The trial court granted a new trial in the proceeding for a settlement of the account and for distribution, and on November 22, 1930, made a new and different judgment giving the administrator credit for said sum of $1859.67, and decreeing that plaintiffs’ distributive share of the estate amounted to only $1669. The latter sum only was paid to plaintiffs and this action is for the recovery of the former sum, payment of which was refused by the administrator. In a proceeding in certiorari to review the order granting .a new trial and the second judgment, these were annulled upon the ground that the procedure allowed on motion for a new trial did not apply to an order settling the final account of an administrator where the sole question in issue related to attorney’s fees claimed by the administrator for ordinary and extraordinary services of his attorney. (Estate of England, 214 Cal. 298 [5 Pac. (2d) 428].) Thereafter and on or about June 19, 1933, the trial court made a further order annulling all orders made subsequent to the one of January 23, 1930, and again charging the administrator with the sum of $1859.67 and decreeing that plaintiffs were entitled to receive distribution of the same, in addi*175tion to the amount of $1669 which they had theretofore received.

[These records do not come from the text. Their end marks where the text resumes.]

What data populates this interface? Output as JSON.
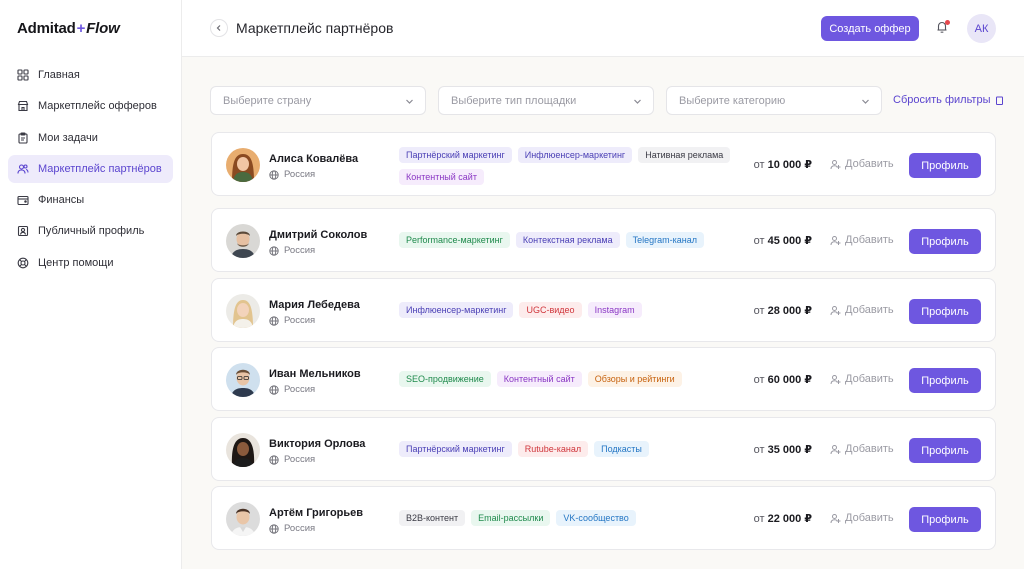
{
  "app": {
    "logo_main": "Admitad",
    "logo_plus": "+",
    "logo_flow": "Flow"
  },
  "sidebar": {
    "items": [
      {
        "label": "Главная",
        "icon": "grid-icon",
        "active": false
      },
      {
        "label": "Маркетплейс офферов",
        "icon": "store-icon",
        "active": false
      },
      {
        "label": "Мои задачи",
        "icon": "clipboard-icon",
        "active": false
      },
      {
        "label": "Маркетплейс партнёров",
        "icon": "users-icon",
        "active": true
      },
      {
        "label": "Финансы",
        "icon": "wallet-icon",
        "active": false
      },
      {
        "label": "Публичный профиль",
        "icon": "profile-card-icon",
        "active": false
      },
      {
        "label": "Центр помощи",
        "icon": "lifebuoy-icon",
        "active": false
      }
    ]
  },
  "header": {
    "title": "Маркетплейс партнёров",
    "create_label": "Создать оффер",
    "avatar_initials": "АК"
  },
  "filters": {
    "country": "Выберите страну",
    "platform": "Выберите тип площадки",
    "category": "Выберите категорию",
    "reset_label": "Сбросить фильтры"
  },
  "labels": {
    "price_prefix": "от",
    "add": "Добавить",
    "profile": "Профиль"
  },
  "colors": {
    "accent": "#6e57e0",
    "accent_soft": "#eeebfb",
    "notification_dot": "#e5484d"
  },
  "partners": [
    {
      "name": "Алиса Ковалёва",
      "country": "Россия",
      "price": "10 000 ₽",
      "tags": [
        {
          "label": "Партнёрский маркетинг",
          "color": "#4a3fb5",
          "bg": "#eeecfb"
        },
        {
          "label": "Инфлюенсер-маркетинг",
          "color": "#4a3fb5",
          "bg": "#eeecfb"
        },
        {
          "label": "Нативная реклама",
          "color": "#3a3a44",
          "bg": "#f1f1f3"
        },
        {
          "label": "Контентный сайт",
          "color": "#8a37c4",
          "bg": "#f6ecfc"
        }
      ]
    },
    {
      "name": "Дмитрий Соколов",
      "country": "Россия",
      "price": "45 000 ₽",
      "tags": [
        {
          "label": "Performance-маркетинг",
          "color": "#1f8a4c",
          "bg": "#e9f7ef"
        },
        {
          "label": "Контекстная реклама",
          "color": "#4a3fb5",
          "bg": "#eeecfb"
        },
        {
          "label": "Telegram-канал",
          "color": "#2476c4",
          "bg": "#e8f3fc"
        }
      ]
    },
    {
      "name": "Мария Лебедева",
      "country": "Россия",
      "price": "28 000 ₽",
      "tags": [
        {
          "label": "Инфлюенсер-маркетинг",
          "color": "#4a3fb5",
          "bg": "#eeecfb"
        },
        {
          "label": "UGC-видео",
          "color": "#d0363c",
          "bg": "#fdecec"
        },
        {
          "label": "Instagram",
          "color": "#8a37c4",
          "bg": "#f6ecfc"
        }
      ]
    },
    {
      "name": "Иван Мельников",
      "country": "Россия",
      "price": "60 000 ₽",
      "tags": [
        {
          "label": "SEO-продвижение",
          "color": "#1f8a4c",
          "bg": "#e9f7ef"
        },
        {
          "label": "Контентный сайт",
          "color": "#8a37c4",
          "bg": "#f6ecfc"
        },
        {
          "label": "Обзоры и рейтинги",
          "color": "#c7630f",
          "bg": "#fdf2e6"
        }
      ]
    },
    {
      "name": "Виктория Орлова",
      "country": "Россия",
      "price": "35 000 ₽",
      "tags": [
        {
          "label": "Партнёрский маркетинг",
          "color": "#4a3fb5",
          "bg": "#eeecfb"
        },
        {
          "label": "Rutube-канал",
          "color": "#d0363c",
          "bg": "#fdecec"
        },
        {
          "label": "Подкасты",
          "color": "#2476c4",
          "bg": "#e8f3fc"
        }
      ]
    },
    {
      "name": "Артём Григорьев",
      "country": "Россия",
      "price": "22 000 ₽",
      "tags": [
        {
          "label": "B2B-контент",
          "color": "#3a3a44",
          "bg": "#f1f1f3"
        },
        {
          "label": "Email-рассылки",
          "color": "#1f8a4c",
          "bg": "#e9f7ef"
        },
        {
          "label": "VK-сообщество",
          "color": "#2476c4",
          "bg": "#e8f3fc"
        }
      ]
    }
  ]
}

It is the contention of plaintiffs that the statute did not commence to run until the judgment of the Supreme Court in Estate of England, supra, became final, which would have been on or about January 20, 1932, or perhaps not until the final order of the trial court made on or about June 19, 1933, became final. The error of this argument is found in the fact that plaintiffs’ rights were definitely established by the first order, for they then became entitled to receive their distributive share and to sue for it if they did not receive it. These rights were in no manner affected by the void orders granting the administrator a new trial and allowing him the credit he sought on account of charges for attorney’s fees, nor would those void proceedings have operated as a bar to an action based upon the original order. The third order of the court of June 9, 1933, was wholly superfluous. The first order was alwaj^s effective and the later orders could add or subtract nothing. The subsequent proceedings did not toll the statute; the cause of action of plaintiffs’ complaint based on the foregoing facts was barred when this action was commenced, and the demurrers thereto were properly sustained.

The judgment is affirmed.

Houser, P. J., and Doran, J., concurred.

A petition by appellants to have the cause heard in the Supreme Court, after judgment in the District Court of Appeal, was denied by the Supreme Court on October 19, 1936.